Councilmembers on Wednesday voted to receive a proposed charter amendment that would have stripped power from the mayor and given it to a Council-hired manager, while also broadly expanding their powers and extending their terms.
Why? Not because it's an inherently bad and expensive idea promoted by a few disgruntled nitpickers, and a wild power grab by the Council. No. That makes too much sense. It was nixed only because state law would require a manager be selected under the full civil service selection and hiring process.
Which means the Council couldn't hire/fire the manager and control him/her.
So of course they're not interested, with Councilmembers saying, in effect, if we don't get to do the hiring, what's the point?

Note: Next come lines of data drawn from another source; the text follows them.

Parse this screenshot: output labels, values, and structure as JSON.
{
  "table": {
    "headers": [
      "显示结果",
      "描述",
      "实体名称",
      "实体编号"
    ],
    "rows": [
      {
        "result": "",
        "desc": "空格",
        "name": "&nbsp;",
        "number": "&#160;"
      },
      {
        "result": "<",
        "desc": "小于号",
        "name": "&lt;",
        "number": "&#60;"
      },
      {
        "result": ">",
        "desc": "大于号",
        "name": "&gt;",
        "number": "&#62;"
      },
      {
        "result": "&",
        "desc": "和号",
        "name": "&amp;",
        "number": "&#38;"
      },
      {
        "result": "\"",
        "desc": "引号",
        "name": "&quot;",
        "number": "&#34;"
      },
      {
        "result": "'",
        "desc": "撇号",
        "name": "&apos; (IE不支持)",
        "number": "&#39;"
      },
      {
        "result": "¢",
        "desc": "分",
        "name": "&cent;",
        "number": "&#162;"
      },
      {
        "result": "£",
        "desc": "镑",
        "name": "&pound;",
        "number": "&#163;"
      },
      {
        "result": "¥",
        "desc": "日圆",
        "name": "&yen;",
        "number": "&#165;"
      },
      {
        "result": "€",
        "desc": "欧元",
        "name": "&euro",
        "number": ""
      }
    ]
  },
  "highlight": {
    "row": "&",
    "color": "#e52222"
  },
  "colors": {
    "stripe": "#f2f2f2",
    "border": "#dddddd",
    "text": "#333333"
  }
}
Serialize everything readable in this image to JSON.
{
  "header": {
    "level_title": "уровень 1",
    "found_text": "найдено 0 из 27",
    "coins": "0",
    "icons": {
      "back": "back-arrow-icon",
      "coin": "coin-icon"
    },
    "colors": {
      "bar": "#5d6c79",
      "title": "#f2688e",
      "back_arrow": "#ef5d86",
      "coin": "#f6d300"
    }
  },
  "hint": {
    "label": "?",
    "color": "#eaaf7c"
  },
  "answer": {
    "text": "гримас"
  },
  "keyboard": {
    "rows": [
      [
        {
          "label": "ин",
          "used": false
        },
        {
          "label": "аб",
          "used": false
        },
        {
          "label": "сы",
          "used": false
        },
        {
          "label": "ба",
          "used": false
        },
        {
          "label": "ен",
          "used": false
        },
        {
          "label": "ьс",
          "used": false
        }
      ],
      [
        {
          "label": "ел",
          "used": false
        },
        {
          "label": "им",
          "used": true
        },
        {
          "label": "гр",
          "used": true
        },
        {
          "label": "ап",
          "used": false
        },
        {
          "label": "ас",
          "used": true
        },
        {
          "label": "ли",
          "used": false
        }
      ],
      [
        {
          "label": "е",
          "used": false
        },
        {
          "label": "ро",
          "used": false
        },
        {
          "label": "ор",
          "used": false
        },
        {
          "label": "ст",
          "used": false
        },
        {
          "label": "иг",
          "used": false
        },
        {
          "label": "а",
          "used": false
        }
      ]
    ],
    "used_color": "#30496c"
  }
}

Meanwhile, as Councilmembers JoAnn Yukimura and Gary Hooser attempt to legitimize unpermitted homestay operators who have already been told to pack it up, some of those folks are now facing criminal charges.
The Office of Prosecuting Attorney yesterday filed cases against homestay/B&B owners Bill and Cathy Cowern, Darcy Summer, Patricia Enderlin and John and Lorna Hoff, charging them with zoning violations and unsworn falsification, both misdemeanors.
Over on Oahu, Honolulu Mayor Kirk Caldwell has appointed mediator/facilitator Peter Adler to that city's ethics commission, pending approval by the city council. I mention it only because Peter is the guy who is running the Joint Fact Finding Group on Kauai pesticides, a process fraught with questionable ethics, bias and the resignations of a third of its members.
But hey, it was awfully smart to release the JFFG's bloated “draft report,” with its many references to activist-funded unpublished studies and unsubstantiated health claims. Even though the final report, due out later this month, is supposed to be revised to reflect the many concerns raised by the public and seed companies it targets, it will be hard to dial back the misperceptions perpetuated by the draft. It's gotten tons of publicity — most recently in the Hawaii Business magazine article on pesticides, which gives much ink to the proposed recommendations and says the report “suggests a way forward on the issue.”
Oh, yes. A way crafted by the very same people who pushed the anti-GMO legislation through in the first place. Because even though the discussion is now framed as “concerns about pesticides,” let's not forget it's all based in an attempt to destroy GMO agriculture in the Islands.
I thought about the Hawaii anti-GMO movement as I cruised around the fertile Willamette Valley in Oregon yesterday, enroute to a string of waterfalls that rival those in the Islands. We passed fields full of Christmas trees, nursery plants, grass being grown for seed. But nobody in Oregon is bitching about using farmland to grow non-food products.
It's only in Hawaii that you hear that sort of nonsense, thanks to non-farmers like Councilman Hooser who try to claim that growing seeds somehow isn't really farming. Oregonians are smart enough to recognize that non-food crops are valuable agricultural exports, and a desirable alternative to urbanization.